A former Russian security agent allegedly poisoned in London looks “like a ghost” in hospital, a friend said today.
Alexander Litvinenko has only a 50% chance of surviving the next four weeks, said Alex Goldfarb, who brought him to Britain six years ago and has been visiting him in hospital.
Associates of Mr Litvinenko are reported to believe he was the victim of an attack by the Russian regime.
Such allegations evoke echoes of Cold War incidents such as the assassination of Georgi Markov, the Bulgarian dissident murdered in London with a poison-tipped umbrella in 1978.
A Scotland Yard spokesman said: “We can confirm that officers from the Specialist Crime Directorate are investigating a suspicious poisoning. There are no arrests and inquiries continue.

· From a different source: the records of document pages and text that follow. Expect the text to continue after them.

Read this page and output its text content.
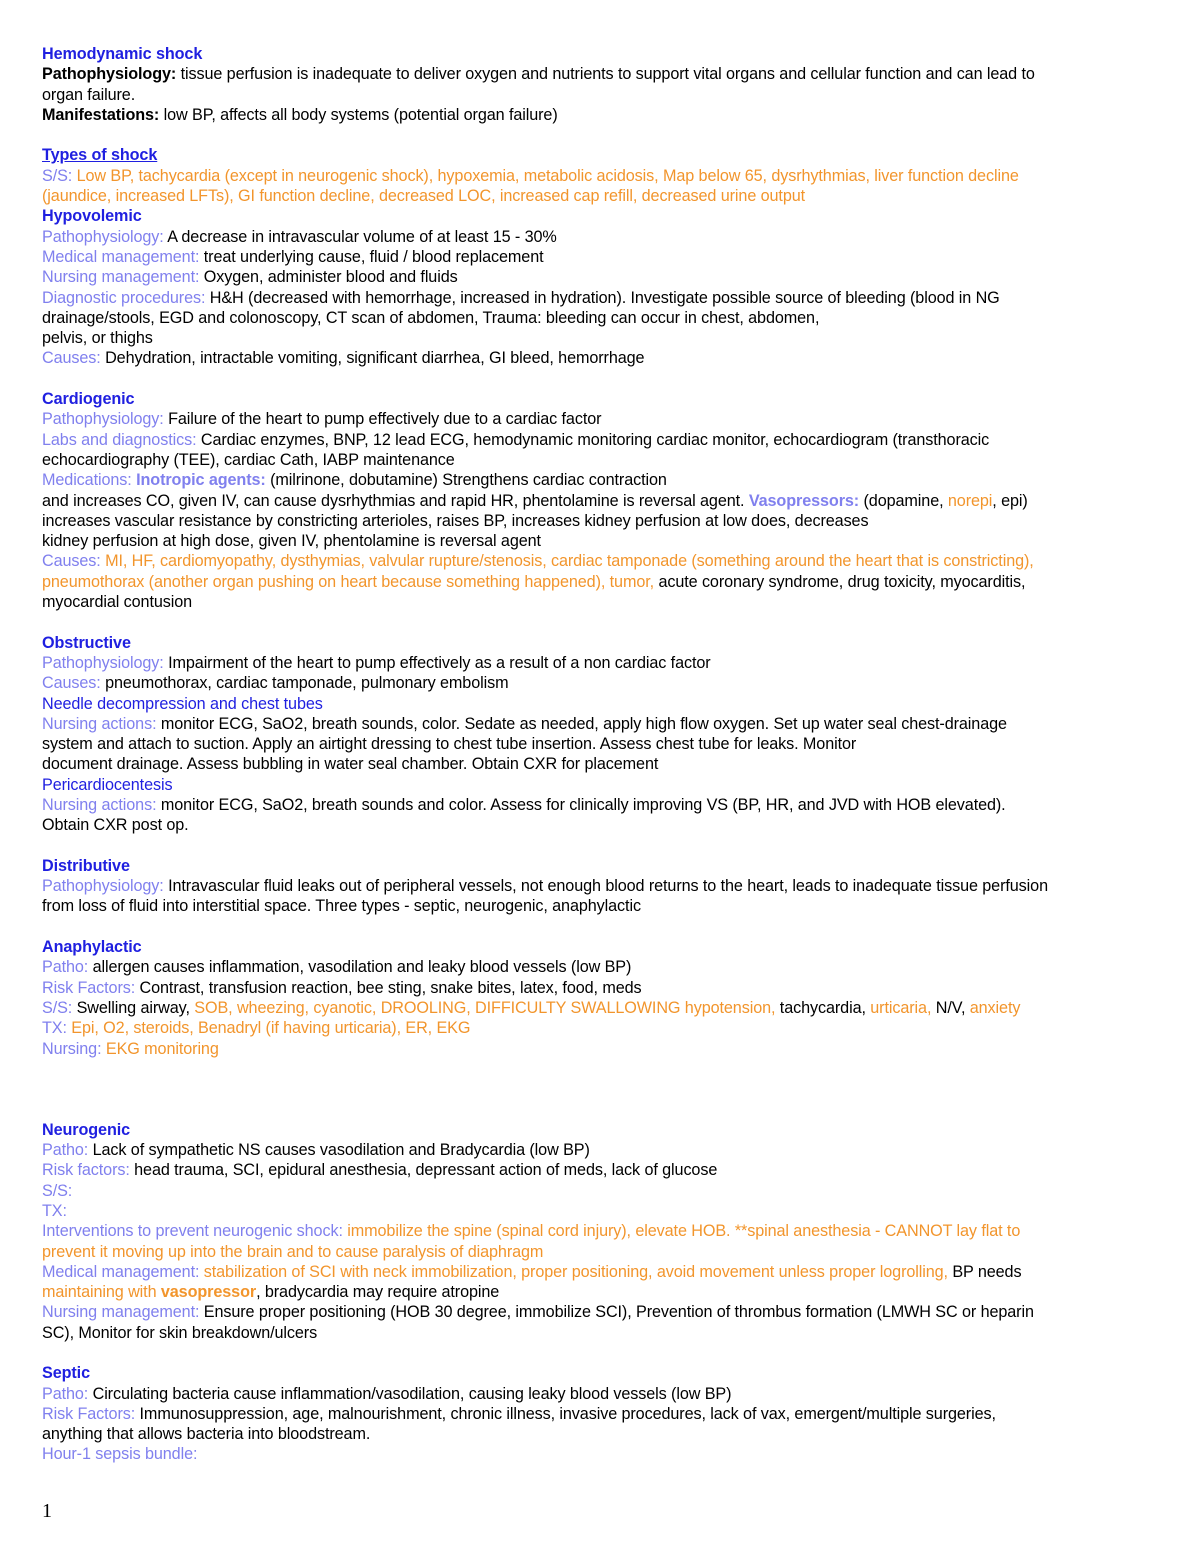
Hemodynamic shock
Pathophysiology: tissue perfusion is inadequate to deliver oxygen and nutrients to support vital organs and cellular function and can lead to
organ failure.
Manifestations: low BP, affects all body systems (potential organ failure)
Types of shock
S/S: Low BP, tachycardia (except in neurogenic shock), hypoxemia, metabolic acidosis, Map below 65, dysrhythmias, liver function decline
(jaundice, increased LFTs), GI function decline, decreased LOC, increased cap refill, decreased urine output
Hypovolemic
Pathophysiology: A decrease in intravascular volume of at least 15 - 30%
Medical management: treat underlying cause, fluid / blood replacement
Nursing management: Oxygen, administer blood and fluids
Diagnostic procedures: H&H (decreased with hemorrhage, increased in hydration). Investigate possible source of bleeding (blood in NG
drainage/stools, EGD and colonoscopy, CT scan of abdomen, Trauma: bleeding can occur in chest, abdomen,
pelvis, or thighs
Causes: Dehydration, intractable vomiting, significant diarrhea, GI bleed, hemorrhage
Cardiogenic
Pathophysiology: Failure of the heart to pump effectively due to a cardiac factor
Labs and diagnostics: Cardiac enzymes, BNP, 12 lead ECG, hemodynamic monitoring cardiac monitor, echocardiogram (transthoracic
echocardiography (TEE), cardiac Cath, IABP maintenance
Medications: Inotropic agents: (milrinone, dobutamine) Strengthens cardiac contraction
and increases CO, given IV, can cause dysrhythmias and rapid HR, phentolamine is reversal agent. Vasopressors: (dopamine, norepi, epi)
increases vascular resistance by constricting arterioles, raises BP, increases kidney perfusion at low does, decreases
kidney perfusion at high dose, given IV, phentolamine is reversal agent
Causes: MI, HF, cardiomyopathy, dysthymias, valvular rupture/stenosis, cardiac tamponade (something around the heart that is constricting),
pneumothorax (another organ pushing on heart because something happened), tumor, acute coronary syndrome, drug toxicity, myocarditis,
myocardial contusion
Obstructive
Pathophysiology: Impairment of the heart to pump effectively as a result of a non cardiac factor
Causes: pneumothorax, cardiac tamponade, pulmonary embolism
Needle decompression and chest tubes
Nursing actions: monitor ECG, SaO2, breath sounds, color. Sedate as needed, apply high flow oxygen. Set up water seal chest-drainage
system and attach to suction. Apply an airtight dressing to chest tube insertion. Assess chest tube for leaks. Monitor
document drainage. Assess bubbling in water seal chamber. Obtain CXR for placement
Pericardiocentesis
Nursing actions: monitor ECG, SaO2, breath sounds and color. Assess for clinically improving VS (BP, HR, and JVD with HOB elevated).
Obtain CXR post op.
Distributive
Pathophysiology: Intravascular fluid leaks out of peripheral vessels, not enough blood returns to the heart, leads to inadequate tissue perfusion
from loss of fluid into interstitial space. Three types - septic, neurogenic, anaphylactic
Anaphylactic
Patho: allergen causes inflammation, vasodilation and leaky blood vessels (low BP)
Risk Factors: Contrast, transfusion reaction, bee sting, snake bites, latex, food, meds
S/S: Swelling airway, SOB, wheezing, cyanotic, DROOLING, DIFFICULTY SWALLOWING hypotension, tachycardia, urticaria, N/V, anxiety
TX: Epi, O2, steroids, Benadryl (if having urticaria), ER, EKG
Nursing: EKG monitoring
Neurogenic
Patho: Lack of sympathetic NS causes vasodilation and Bradycardia (low BP)
Risk factors: head trauma, SCI, epidural anesthesia, depressant action of meds, lack of glucose
S/S:
TX:
Interventions to prevent neurogenic shock: immobilize the spine (spinal cord injury), elevate HOB. **spinal anesthesia - CANNOT lay flat to
prevent it moving up into the brain and to cause paralysis of diaphragm
Medical management: stabilization of SCI with neck immobilization, proper positioning, avoid movement unless proper logrolling, BP needs
maintaining with vasopressor, bradycardia may require atropine
Nursing management: Ensure proper positioning (HOB 30 degree, immobilize SCI), Prevention of thrombus formation (LMWH SC or heparin
SC), Monitor for skin breakdown/ulcers
Septic
Patho: Circulating bacteria cause inflammation/vasodilation, causing leaky blood vessels (low BP)
Risk Factors: Immunosuppression, age, malnourishment, chronic illness, invasive procedures, lack of vax, emergent/multiple surgeries,
anything that allows bacteria into bloodstream.
Hour-1 sepsis bundle:
1
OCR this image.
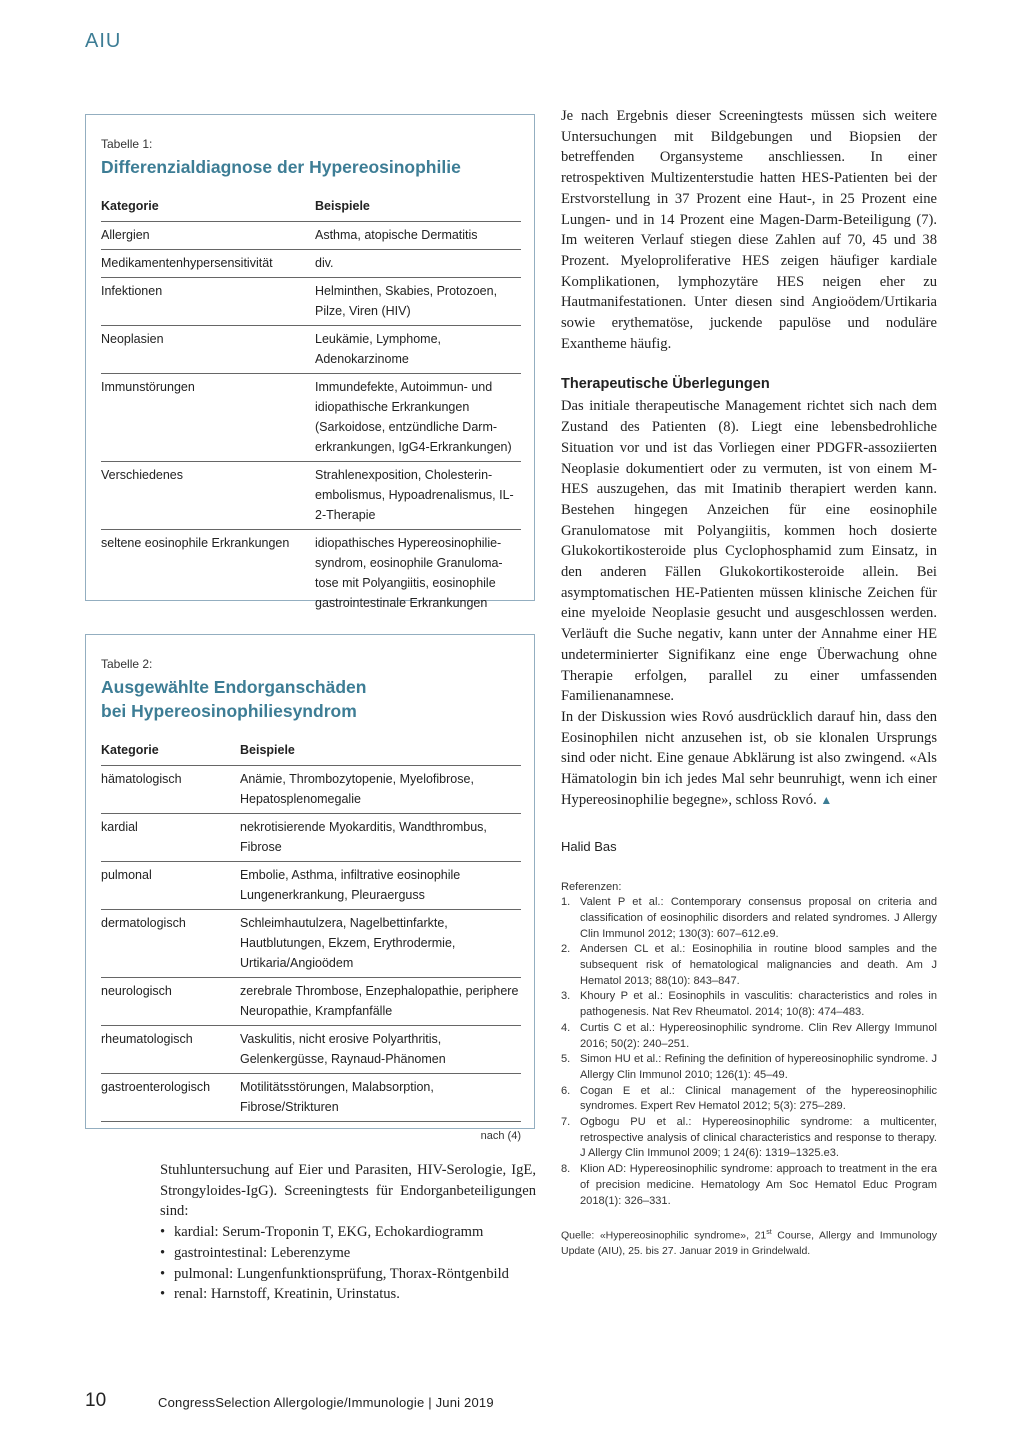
AIU
Tabelle 1:
Differenzialdiagnose der Hypereosinophilie
Kategorie	Beispiele
Allergien	Asthma, atopische Dermatitis
Medikamentenhypersensitivität	div.
Infektionen	Helminthen, Skabies, Protozoen, Pilze, Viren (HIV)
Neoplasien	Leukämie, Lymphome, Adenokarzinome
Immunstörungen	Immundefekte, Autoimmun- und idiopathische Erkrankungen (Sarkoidose, entzündliche Darm-erkrankungen, IgG4-Erkrankungen)
Verschiedenes	Strahlenexposition, Cholesterin-embolismus, Hypoadrenalismus, IL-2-Therapie
seltene eosinophile Erkrankungen	idiopathisches Hypereosinophilie-syndrom, eosinophile Granuloma-tose mit Polyangiitis, eosinophile gastrointestinale Erkrankungen
Tabelle 2:
Ausgewählte Endorganschäden
bei Hypereosinophiliesyndrom
Kategorie	Beispiele
hämatologisch	Anämie, Thrombozytopenie, Myelofibrose, Hepatosplenomegalie
kardial	nekrotisierende Myokarditis, Wandthrombus, Fibrose
pulmonal	Embolie, Asthma, infiltrative eosinophile Lungenerkrankung, Pleuraerguss
dermatologisch	Schleimhautulzera, Nagelbettinfarkte, Hautblutungen, Ekzem, Erythrodermie, Urtikaria/Angioödem
neurologisch	zerebrale Thrombose, Enzephalopathie, periphere Neuropathie, Krampfanfälle
rheumatologisch	Vaskulitis, nicht erosive Polyarthritis, Gelenkergüsse, Raynaud-Phänomen
gastroenterologisch	Motilitätsstörungen, Malabsorption, Fibrose/Strikturen
nach (4)

Stuhluntersuchung auf Eier und Parasiten, HIV-Serologie, IgE, Strongyloides-IgG). Screeningtests für Endorganbeteiligungen sind:

• kardial: Serum-Troponin T, EKG, Echokardiogramm
• gastrointestinal: Leberenzyme
• pulmonal: Lungenfunktionsprüfung, Thorax-Röntgenbild
• renal: Harnstoff, Kreatinin, Urinstatus.

Je nach Ergebnis dieser Screeningtests müssen sich weitere Untersuchungen mit Bildgebungen und Biopsien der betreffenden Organsysteme anschliessen. In einer retrospektiven Multizenterstudie hatten HES-Patienten bei der Erstvorstellung in 37 Prozent eine Haut-, in 25 Prozent eine Lungen- und in 14 Prozent eine Magen-Darm-Beteiligung (7). Im weiteren Verlauf stiegen diese Zahlen auf 70, 45 und 38 Prozent. Myeloproliferative HES zeigen häufiger kardiale Komplikationen, lymphozytäre HES neigen eher zu Hautmanifestationen. Unter diesen sind Angioödem/Urtikaria sowie erythematöse, juckende papulöse und noduläre Exantheme häufig.

Therapeutische Überlegungen

Das initiale therapeutische Management richtet sich nach dem Zustand des Patienten (8). Liegt eine lebensbedrohliche Situation vor und ist das Vorliegen einer PDGFR-assoziierten Neoplasie dokumentiert oder zu vermuten, ist von einem M-HES auszugehen, das mit Imatinib therapiert werden kann. Bestehen hingegen Anzeichen für eine eosinophile Granulomatose mit Polyangiitis, kommen hoch dosierte Glukokortikosteroide plus Cyclophosphamid zum Einsatz, in den anderen Fällen Glukokortikosteroide allein. Bei asymptomatischen HE-Patienten müssen klinische Zeichen für eine myeloide Neoplasie gesucht und ausgeschlossen werden. Verläuft die Suche negativ, kann unter der Annahme einer HE undeterminierter Signifikanz eine enge Überwachung ohne Therapie erfolgen, parallel zu einer umfassenden Familienanamnese.

In der Diskussion wies Rovó ausdrücklich darauf hin, dass den Eosinophilen nicht anzusehen ist, ob sie klonalen Ursprungs sind oder nicht. Eine genaue Abklärung ist also zwingend. «Als Hämatologin bin ich jedes Mal sehr beunruhigt, wenn ich einer Hypereosinophilie begegne», schloss Rovó. ▲

Halid Bas

Referenzen:

1. Valent P et al.: Contemporary consensus proposal on criteria and classification of eosinophilic disorders and related syndromes. J Allergy Clin Immunol 2012; 130(3): 607–612.e9.
2. Andersen CL et al.: Eosinophilia in routine blood samples and the subsequent risk of hematological malignancies and death. Am J Hematol 2013; 88(10): 843–847.
3. Khoury P et al.: Eosinophils in vasculitis: characteristics and roles in pathogenesis. Nat Rev Rheumatol. 2014; 10(8): 474–483.
4. Curtis C et al.: Hypereosinophilic syndrome. Clin Rev Allergy Immunol 2016; 50(2): 240–251.
5. Simon HU et al.: Refining the definition of hypereosinophilic syndrome. J Allergy Clin Immunol 2010; 126(1): 45–49.
6. Cogan E et al.: Clinical management of the hypereosinophilic syndromes. Expert Rev Hematol 2012; 5(3): 275–289.
7. Ogbogu PU et al.: Hypereosinophilic syndrome: a multicenter, retrospective analysis of clinical characteristics and response to therapy. J Allergy Clin Immunol 2009; 1 24(6): 1319–1325.e3.
8. Klion AD: Hypereosinophilic syndrome: approach to treatment in the era of precision medicine. Hematology Am Soc Hematol Educ Program 2018(1): 326–331.
Quelle: «Hypereosinophilic syndrome», 21st Course, Allergy and Immunology Update (AIU), 25. bis 27. Januar 2019 in Grindelwald.
10	CongressSelection Allergologie/Immunologie | Juni 2019
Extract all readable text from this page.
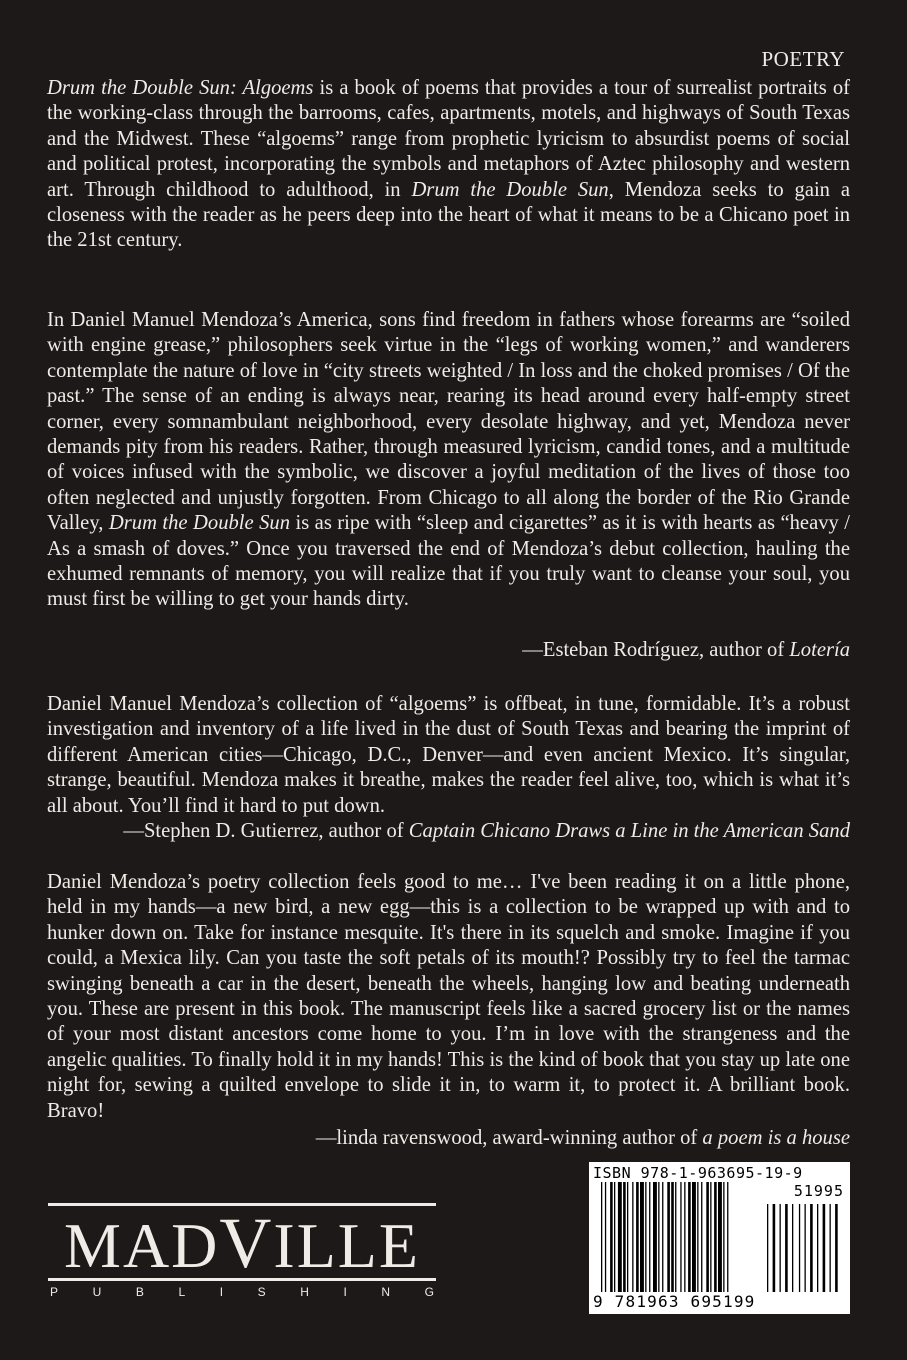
POETRY

Drum the Double Sun: Algoems is a book of poems that provides a tour of surrealist portraits of the working-class through the barrooms, cafes, apartments, motels, and highways of South Texas and the Midwest. These “algoems” range from prophetic lyricism to absurdist poems of social and political protest, incorporating the symbols and metaphors of Aztec philosophy and western art. Through childhood to adulthood, in Drum the Double Sun, Mendoza seeks to gain a closeness with the reader as he peers deep into the heart of what it means to be a Chicano poet in the 21st century.

In Daniel Manuel Mendoza’s America, sons find freedom in fathers whose forearms are “soiled with engine grease,” philosophers seek virtue in the “legs of working women,” and wanderers contemplate the nature of love in “city streets weighted / In loss and the choked promises / Of the past.” The sense of an ending is always near, rearing its head around every half-empty street corner, every somnambulant neighborhood, every desolate highway, and yet, Mendoza never demands pity from his readers. Rather, through measured lyricism, candid tones, and a multitude of voices infused with the symbolic, we discover a joyful meditation of the lives of those too often neglected and unjustly forgotten. From Chicago to all along the border of the Rio Grande Valley, Drum the Double Sun is as ripe with “sleep and cigarettes” as it is with hearts as “heavy / As a smash of doves.” Once you traversed the end of Mendoza’s debut collection, hauling the exhumed remnants of memory, you will realize that if you truly want to cleanse your soul, you must first be willing to get your hands dirty.

—Esteban Rodríguez, author of Lotería

Daniel Manuel Mendoza’s collection of “algoems” is offbeat, in tune, formidable. It’s a robust investigation and inventory of a life lived in the dust of South Texas and bearing the imprint of different American cities—Chicago, D.C., Denver—and even ancient Mexico. It’s singular, strange, beautiful. Mendoza makes it breathe, makes the reader feel alive, too, which is what it’s all about. You’ll find it hard to put down.

—Stephen D. Gutierrez, author of Captain Chicano Draws a Line in the American Sand

Daniel Mendoza’s poetry collection feels good to me… I've been reading it on a little phone, held in my hands—a new bird, a new egg—this is a collection to be wrapped up with and to hunker down on. Take for instance mesquite. It's there in its squelch and smoke. Imagine if you could, a Mexica lily. Can you taste the soft petals of its mouth!? Possibly try to feel the tarmac swinging beneath a car in the desert, beneath the wheels, hanging low and beating underneath you. These are present in this book. The manuscript feels like a sacred grocery list or the names of your most distant ancestors come home to you. I’m in love with the strangeness and the angelic qualities. To finally hold it in my hands! This is the kind of book that you stay up late one night for, sewing a quilted envelope to slide it in, to warm it, to protect it. A brilliant book. Bravo!

—linda ravenswood, award-winning author of a poem is a house
MADVILLE
P	U	B	L	I	S	H	I	N	G
ISBN 978-1-963695-19-9
51995
9 781963 695199
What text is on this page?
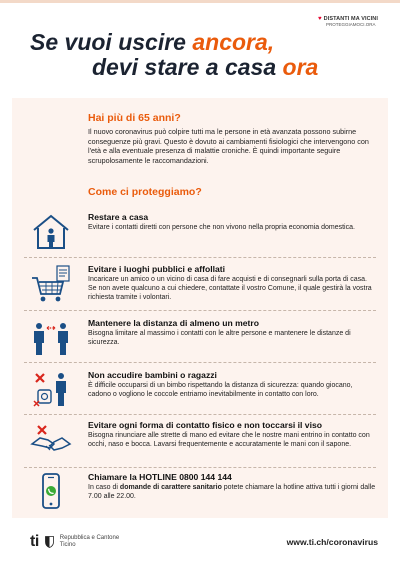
♥ DISTANTI MA VICINI
PROTEGGIAMOCI.ORA
Se vuoi uscire ancora,
devi stare a casa ora
Hai più di 65 anni?
Il nuovo coronavirus può colpire tutti ma le persone in età avanzata possono subirne conseguenze più gravi. Questo è dovuto ai cambiamenti fisiologici che intervengono con l'età e alla eventuale presenza di malattie croniche. È quindi importante seguire scrupolosamente le raccomandazioni.
Come ci proteggiamo?
Restare a casa
Evitare i contatti diretti con persone che non vivono nella propria economia domestica.
Evitare i luoghi pubblici e affollati
Incaricare un amico o un vicino di casa di fare acquisti e di consegnarli sulla porta di casa. Se non avete qualcuno a cui chiedere, contattate il vostro Comune, il quale gestirà la vostra richiesta tramite i volontari.
Mantenere la distanza di almeno un metro
Bisogna limitare al massimo i contatti con le altre persone e mantenere le distanze di sicurezza.
Non accudire bambini o ragazzi
È difficile occuparsi di un bimbo rispettando la distanza di sicurezza: quando giocano, cadono o vogliono le coccole entriamo inevitabilmente in contatto con loro.
Evitare ogni forma di contatto fisico e non toccarsi il viso
Bisogna rinunciare alle strette di mano ed evitare che le nostre mani entrino in contatto con occhi, naso e bocca. Lavarsi frequentemente e accuratamente le mani con il sapone.
Chiamare la HOTLINE 0800 144 144
In caso di domande di carattere sanitario potete chiamare la hotline attiva tutti i giorni dalle 7.00 alle 22.00.
ti	Repubblica e Cantone
Ticino	www.ti.ch/coronavirus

“His condition is serious but stable.”
According to reports, Litvinenko, a former colonel in the FSB – successor to the KGB – was taken ill on November 1 while investigating the recent murder of dissident Russian journalist Anna Politkovskaya.
The 44-year-old is thought to have been poisoned following a secret meeting with an associate at a sushi bar in London’s Piccadilly, having been given documents which claimed to name her killers.
He is reported to have been poisoned with thallium, a highly-toxic, colourless and odourless chemical once used in rat and ant killer.
Among the distinctive effects of thallium poisoning are loss of hair and damage to peripheral nerves.
Mr Goldfarb, who has been visiting Litvinenko in London’s University College Hospital, said today: “He looks like a ghost. He’s a very fit man. He never smoked, he never drank, he would run five miles a day, but now he has lost all his hair, he has inflammation in the throat, so he cannot swallow, he has to be fed intravenously, he is very weak, and has not eaten properly for many days. He can speak only with difficulty.”
Mr Goldfarb is executive director of the International Foundation for Civil Liberties, set up by prominent Russian exile Boris Berezovsky, and is normally based in New York.
He said Mr Litvinenko had been treated first at Barnet Hospital in north London but was moved to UCH when his condition worsened.
“He has potential for heart failure, and his immune system is knocked out, making him very susceptible to infection,” he said.